The members of the Council of States are called upon to stand behind the neutrality initiative and thus behind Swiss neutrality without any ifs or buts.
Source: Dugalic, Jaschar. “Die Mitte scheitert im ersten Anlauf mit einem Gegenvorschlag zur Neutralitätsinitiative” (The centre fails in its first attempt with a counterproposal to the neutrality initiative), Neue Zürcher Zeitung, 27 May 2025
Councillor of States Heidi Z’graggen (Die Mitte, Uri) on 18 September 2024 in the Council of States (excerpt)

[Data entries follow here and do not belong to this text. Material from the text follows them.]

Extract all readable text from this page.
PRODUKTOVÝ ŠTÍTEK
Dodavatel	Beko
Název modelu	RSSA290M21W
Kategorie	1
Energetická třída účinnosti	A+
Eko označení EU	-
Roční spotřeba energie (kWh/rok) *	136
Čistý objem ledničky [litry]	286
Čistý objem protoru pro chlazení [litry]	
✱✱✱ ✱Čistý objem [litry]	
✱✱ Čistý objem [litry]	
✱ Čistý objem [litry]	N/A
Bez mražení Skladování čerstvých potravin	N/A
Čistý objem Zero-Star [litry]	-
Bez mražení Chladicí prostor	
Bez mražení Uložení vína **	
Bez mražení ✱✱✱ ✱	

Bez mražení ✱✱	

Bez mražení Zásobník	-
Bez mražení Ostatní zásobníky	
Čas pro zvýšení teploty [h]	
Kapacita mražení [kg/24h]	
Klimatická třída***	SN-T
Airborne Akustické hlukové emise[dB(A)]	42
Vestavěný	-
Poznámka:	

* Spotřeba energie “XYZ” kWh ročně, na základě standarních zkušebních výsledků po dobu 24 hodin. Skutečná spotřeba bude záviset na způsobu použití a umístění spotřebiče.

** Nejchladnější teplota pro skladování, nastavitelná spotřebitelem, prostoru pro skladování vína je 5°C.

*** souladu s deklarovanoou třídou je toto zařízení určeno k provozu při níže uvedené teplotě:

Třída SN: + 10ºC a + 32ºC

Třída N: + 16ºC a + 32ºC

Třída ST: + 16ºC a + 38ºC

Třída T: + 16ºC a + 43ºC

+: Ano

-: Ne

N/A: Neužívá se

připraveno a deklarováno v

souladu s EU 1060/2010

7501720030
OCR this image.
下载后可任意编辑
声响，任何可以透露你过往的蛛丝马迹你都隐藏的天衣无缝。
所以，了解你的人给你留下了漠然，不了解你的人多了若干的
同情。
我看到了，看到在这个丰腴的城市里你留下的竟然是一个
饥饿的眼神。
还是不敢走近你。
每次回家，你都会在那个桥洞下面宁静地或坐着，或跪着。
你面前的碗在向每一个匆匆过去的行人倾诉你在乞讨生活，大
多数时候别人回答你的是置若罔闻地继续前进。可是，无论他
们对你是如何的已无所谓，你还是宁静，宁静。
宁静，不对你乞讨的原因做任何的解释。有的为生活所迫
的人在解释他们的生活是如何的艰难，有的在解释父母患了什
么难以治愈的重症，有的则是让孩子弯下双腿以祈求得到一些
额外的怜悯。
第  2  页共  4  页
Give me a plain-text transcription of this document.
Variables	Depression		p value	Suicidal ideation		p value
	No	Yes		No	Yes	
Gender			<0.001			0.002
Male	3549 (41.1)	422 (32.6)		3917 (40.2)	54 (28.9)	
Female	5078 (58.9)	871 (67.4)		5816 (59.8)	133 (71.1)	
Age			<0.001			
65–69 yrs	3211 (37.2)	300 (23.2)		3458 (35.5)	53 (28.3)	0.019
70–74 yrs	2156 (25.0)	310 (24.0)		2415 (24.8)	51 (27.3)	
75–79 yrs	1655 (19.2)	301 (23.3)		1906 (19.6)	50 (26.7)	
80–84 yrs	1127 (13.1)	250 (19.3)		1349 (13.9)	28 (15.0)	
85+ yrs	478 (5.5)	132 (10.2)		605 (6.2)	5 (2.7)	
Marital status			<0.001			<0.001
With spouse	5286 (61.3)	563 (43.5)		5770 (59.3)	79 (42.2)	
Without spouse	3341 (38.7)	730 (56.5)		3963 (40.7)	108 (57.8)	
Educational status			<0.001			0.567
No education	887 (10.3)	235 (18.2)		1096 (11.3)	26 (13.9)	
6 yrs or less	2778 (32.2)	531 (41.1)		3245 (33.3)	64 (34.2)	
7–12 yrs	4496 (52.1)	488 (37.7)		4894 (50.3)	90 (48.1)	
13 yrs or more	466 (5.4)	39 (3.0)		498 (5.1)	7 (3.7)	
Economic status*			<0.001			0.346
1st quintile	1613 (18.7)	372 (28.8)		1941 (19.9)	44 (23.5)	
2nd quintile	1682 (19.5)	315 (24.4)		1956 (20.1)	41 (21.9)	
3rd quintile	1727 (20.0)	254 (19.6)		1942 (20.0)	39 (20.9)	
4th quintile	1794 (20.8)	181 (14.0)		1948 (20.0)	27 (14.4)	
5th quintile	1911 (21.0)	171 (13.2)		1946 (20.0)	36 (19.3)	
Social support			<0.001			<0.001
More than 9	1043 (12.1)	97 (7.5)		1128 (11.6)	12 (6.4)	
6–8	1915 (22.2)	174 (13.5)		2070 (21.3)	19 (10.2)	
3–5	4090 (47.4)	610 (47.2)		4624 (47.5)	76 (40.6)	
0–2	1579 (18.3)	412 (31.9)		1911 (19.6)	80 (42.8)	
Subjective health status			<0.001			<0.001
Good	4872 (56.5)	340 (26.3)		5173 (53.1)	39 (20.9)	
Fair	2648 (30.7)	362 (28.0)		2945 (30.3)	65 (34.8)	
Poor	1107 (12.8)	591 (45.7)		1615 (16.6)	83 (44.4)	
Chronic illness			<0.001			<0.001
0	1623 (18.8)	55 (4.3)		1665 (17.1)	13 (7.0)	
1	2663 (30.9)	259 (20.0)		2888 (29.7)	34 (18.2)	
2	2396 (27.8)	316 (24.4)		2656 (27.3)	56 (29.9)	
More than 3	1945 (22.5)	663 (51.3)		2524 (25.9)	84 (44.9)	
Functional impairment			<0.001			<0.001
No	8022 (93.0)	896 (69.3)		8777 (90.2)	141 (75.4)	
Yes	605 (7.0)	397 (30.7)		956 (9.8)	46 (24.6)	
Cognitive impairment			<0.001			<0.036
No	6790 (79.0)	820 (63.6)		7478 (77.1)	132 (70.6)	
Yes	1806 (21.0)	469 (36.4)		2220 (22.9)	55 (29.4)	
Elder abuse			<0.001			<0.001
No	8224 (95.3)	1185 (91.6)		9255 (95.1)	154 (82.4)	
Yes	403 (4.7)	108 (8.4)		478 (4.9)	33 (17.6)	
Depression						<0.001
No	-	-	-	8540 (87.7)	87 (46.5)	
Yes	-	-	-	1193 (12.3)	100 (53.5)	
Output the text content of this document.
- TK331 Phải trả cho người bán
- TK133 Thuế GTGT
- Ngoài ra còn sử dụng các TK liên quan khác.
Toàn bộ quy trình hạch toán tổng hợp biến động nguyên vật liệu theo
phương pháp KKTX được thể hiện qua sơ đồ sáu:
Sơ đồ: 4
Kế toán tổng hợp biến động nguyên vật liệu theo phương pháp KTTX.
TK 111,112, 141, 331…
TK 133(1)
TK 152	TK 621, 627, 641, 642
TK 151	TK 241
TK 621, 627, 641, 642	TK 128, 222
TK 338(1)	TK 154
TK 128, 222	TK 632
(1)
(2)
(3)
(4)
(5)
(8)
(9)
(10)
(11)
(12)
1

“Article 5 of the North Atlantic Treaty is the core element of the principle of collective defence and thus of the entire NATO alliance. The triggering of Article 5 is called an ‘casus foederis (case for the alliance)’. This means that if one member state is attacked, it is considered an attack on all NATO members. The alliance then defends itself together, i.e., collectively. Article 58 paragraph 2 of the Federal Constitution states that the armed forces shall contribute to the maintenance of peace, protect the country and its population and support civilian authorities in the defence against serious threats to internal security. The army protects the country and its population in Switzerland and from within Switzerland and not on the external borders of NATO. It should be able to focus on its constitutional tasks and not take part in defence exercises on the external borders of a defence alliance.
Participation in NATO Article 5 exercises is extremely questionable in terms of neutrality law and policy […]. In its report ‘Clarity and Orientation in Neutrality Policy’ in fulfilment of Postulate 22.3385, the Federal Council states: ‘The permanently neutral state may not create any facts in peacetime situations that make it impossible for it to comply with its obligations under the law of neutrality in the event of war. Activities in peacetime act in this sense as a precaution in the event of an international armed conflict’.
Switzerland’s participation in NATO defence exercises in peacetime is likely to lead to Switzerland being perceived as part of NATO, which in the case of neutrality deprives her of any credibility and could make it a de facto party to the war. Wolf Linder says in the ‘Neue Zürcher Zeitung’: ‘It is short-sighted to trivialise neutrality. In an increasingly multipolar world, the risks of war increase if all countries join one of the major power blocs’.
I agree with my doctoral supervisor. I can’t help but get the impression that the Federal Council’s targeted gradual rapprochement with NATO looks like a deliberate salami-slicing tactics that keeps the option of full integration open without openly stating it. I don’t see how military cooperation with NATO can be intensified and neutrality obligations guaranteed at the same time.”